Eppure, è verissimo che abbiamo toccato il fondo. E il fondo è così melmoso, così opaco, che ci troviamo a vagare di qua e di là, come ciechi che vanno a tentoni e non sanno dove si trovino, né dove andranno a sbucare. Ma non andremo a sbucare da nessuna parte, finché restiamo invischiati sul fondo dello stagno: saremo condannati a girare e girare su noi stessi, senza pace, senza serenità, senza mai vedere un raggio di luce, un po’ di cielo; a spintonarci gli uni con gli altri, a premere su quelli che ci sono più vicini, a farci urtare da quelli che sopraggiungono a loro volta. Allora tenteremo il supremo auto-inganno, e battezzeremo "mare", se non addirittura "oceano", lo stagno torbido e fangoso in cui seguitiamo a sguazzare; chiameremo "cielo" la melma più spessa, e "luce" l’oscurità più profonda: così, giocando con le parole, proveremo a evadere dalla nostra abiezione, ma solo in un mondo fittizio, in una dimensione illusoria.

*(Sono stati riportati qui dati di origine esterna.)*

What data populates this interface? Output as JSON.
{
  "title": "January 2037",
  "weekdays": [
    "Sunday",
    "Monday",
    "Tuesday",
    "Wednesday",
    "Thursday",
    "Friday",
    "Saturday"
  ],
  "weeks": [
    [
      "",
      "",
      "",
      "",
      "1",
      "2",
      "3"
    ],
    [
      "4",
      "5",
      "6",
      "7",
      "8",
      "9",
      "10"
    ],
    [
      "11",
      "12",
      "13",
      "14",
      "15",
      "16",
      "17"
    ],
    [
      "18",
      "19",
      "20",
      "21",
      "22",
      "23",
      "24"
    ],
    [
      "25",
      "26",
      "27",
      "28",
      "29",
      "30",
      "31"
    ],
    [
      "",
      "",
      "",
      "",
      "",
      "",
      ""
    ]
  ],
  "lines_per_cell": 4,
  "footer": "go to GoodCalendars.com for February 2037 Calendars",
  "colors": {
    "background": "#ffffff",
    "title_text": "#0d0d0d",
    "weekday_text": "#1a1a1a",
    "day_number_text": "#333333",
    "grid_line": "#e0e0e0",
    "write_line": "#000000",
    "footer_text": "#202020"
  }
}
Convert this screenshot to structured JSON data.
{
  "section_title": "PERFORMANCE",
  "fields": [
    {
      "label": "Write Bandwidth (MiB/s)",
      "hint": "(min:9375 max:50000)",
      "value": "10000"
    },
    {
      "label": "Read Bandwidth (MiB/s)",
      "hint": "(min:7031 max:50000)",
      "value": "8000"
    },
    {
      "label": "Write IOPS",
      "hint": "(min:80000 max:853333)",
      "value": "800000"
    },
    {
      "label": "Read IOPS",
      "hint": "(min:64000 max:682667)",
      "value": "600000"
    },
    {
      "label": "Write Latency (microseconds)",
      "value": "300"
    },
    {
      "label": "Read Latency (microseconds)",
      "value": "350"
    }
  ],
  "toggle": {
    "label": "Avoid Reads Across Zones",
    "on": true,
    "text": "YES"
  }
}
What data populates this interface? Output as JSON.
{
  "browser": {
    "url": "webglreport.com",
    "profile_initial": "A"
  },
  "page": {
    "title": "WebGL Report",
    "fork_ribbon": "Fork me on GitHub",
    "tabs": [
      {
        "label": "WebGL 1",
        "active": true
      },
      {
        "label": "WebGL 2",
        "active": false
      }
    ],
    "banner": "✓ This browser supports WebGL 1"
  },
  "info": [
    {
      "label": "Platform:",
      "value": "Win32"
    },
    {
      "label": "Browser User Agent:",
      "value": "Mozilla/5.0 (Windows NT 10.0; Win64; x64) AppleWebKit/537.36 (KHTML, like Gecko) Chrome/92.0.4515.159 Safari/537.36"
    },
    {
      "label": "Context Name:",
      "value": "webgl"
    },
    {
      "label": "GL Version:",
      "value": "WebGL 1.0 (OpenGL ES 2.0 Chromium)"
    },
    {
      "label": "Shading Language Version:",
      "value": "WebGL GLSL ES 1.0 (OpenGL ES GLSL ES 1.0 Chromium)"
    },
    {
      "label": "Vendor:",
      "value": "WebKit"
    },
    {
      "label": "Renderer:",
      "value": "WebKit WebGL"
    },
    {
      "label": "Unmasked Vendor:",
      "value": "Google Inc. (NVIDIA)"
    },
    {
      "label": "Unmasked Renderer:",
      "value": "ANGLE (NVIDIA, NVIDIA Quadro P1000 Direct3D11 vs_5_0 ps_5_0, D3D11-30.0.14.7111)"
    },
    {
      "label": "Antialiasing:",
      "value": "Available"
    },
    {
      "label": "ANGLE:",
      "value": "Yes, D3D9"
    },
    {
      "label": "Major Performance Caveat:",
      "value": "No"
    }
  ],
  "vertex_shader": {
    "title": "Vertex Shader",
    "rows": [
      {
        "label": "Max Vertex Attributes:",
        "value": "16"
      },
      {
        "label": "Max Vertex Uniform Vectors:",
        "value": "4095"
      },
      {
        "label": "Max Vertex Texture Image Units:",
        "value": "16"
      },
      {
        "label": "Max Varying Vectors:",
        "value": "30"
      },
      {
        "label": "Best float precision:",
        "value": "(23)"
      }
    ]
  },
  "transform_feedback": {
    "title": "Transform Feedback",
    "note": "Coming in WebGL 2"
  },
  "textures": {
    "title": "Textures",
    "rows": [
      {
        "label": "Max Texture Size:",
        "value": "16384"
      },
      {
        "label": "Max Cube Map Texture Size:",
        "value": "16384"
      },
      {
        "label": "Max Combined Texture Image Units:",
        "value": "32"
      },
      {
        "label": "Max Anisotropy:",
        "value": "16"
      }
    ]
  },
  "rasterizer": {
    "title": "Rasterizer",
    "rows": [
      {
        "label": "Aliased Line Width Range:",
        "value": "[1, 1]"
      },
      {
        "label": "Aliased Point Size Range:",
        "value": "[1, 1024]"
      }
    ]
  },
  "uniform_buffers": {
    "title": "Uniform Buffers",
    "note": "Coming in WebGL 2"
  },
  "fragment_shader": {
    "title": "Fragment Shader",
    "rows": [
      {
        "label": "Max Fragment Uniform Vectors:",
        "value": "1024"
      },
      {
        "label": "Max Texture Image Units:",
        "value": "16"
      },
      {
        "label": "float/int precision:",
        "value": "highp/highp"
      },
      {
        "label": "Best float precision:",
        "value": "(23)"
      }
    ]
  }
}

Davvero è in questo modo che vogliamo concludere la parabola della nostra ormai stanca civiltà: con la beffa suprema a nostro danno, a suggello di una catena pressoché ininterrotta di infedeltà, di colpe, di bugie, di mediocri furbizie e di scorciatoie disoneste? Forse, dopotutto, vale la pena di tentare una reazione seria, di avere un soprassalto di lucidità e di amor proprio. Forse, la nave dei folli può ancora essere salvata; può ancora evitare di andare a fracassarsi sugli scogli: forse non è troppo tardi per riprendere la giusta rotta e schivare l’estremo pericolo. Certo, da soli non potremmo fare nulla: le nostre forze sono consumate, il nostro coraggio si è esaurito, perfino il nostro senso morale pare essersi smarrito. È venuta meno la parte migliore di noi stessi: non ci sono rimasti che i rimpianti ed i rimorsi, e tutti i sogni infranti d’una cattiva coscienza.
Umanamente parlando, è finita: e nessun pilota, per quanto abile, potrà mai salvarci. Ma quel che è impossibile all’uomo, è possibile a Dio. Forse dobbiamo solo ravvederci e invocare: «Abbà! Padre! Abbiamo peccato contro il Cielo e contro di Te. Ma di’ una parola soltanto, e noi saremo salvati!».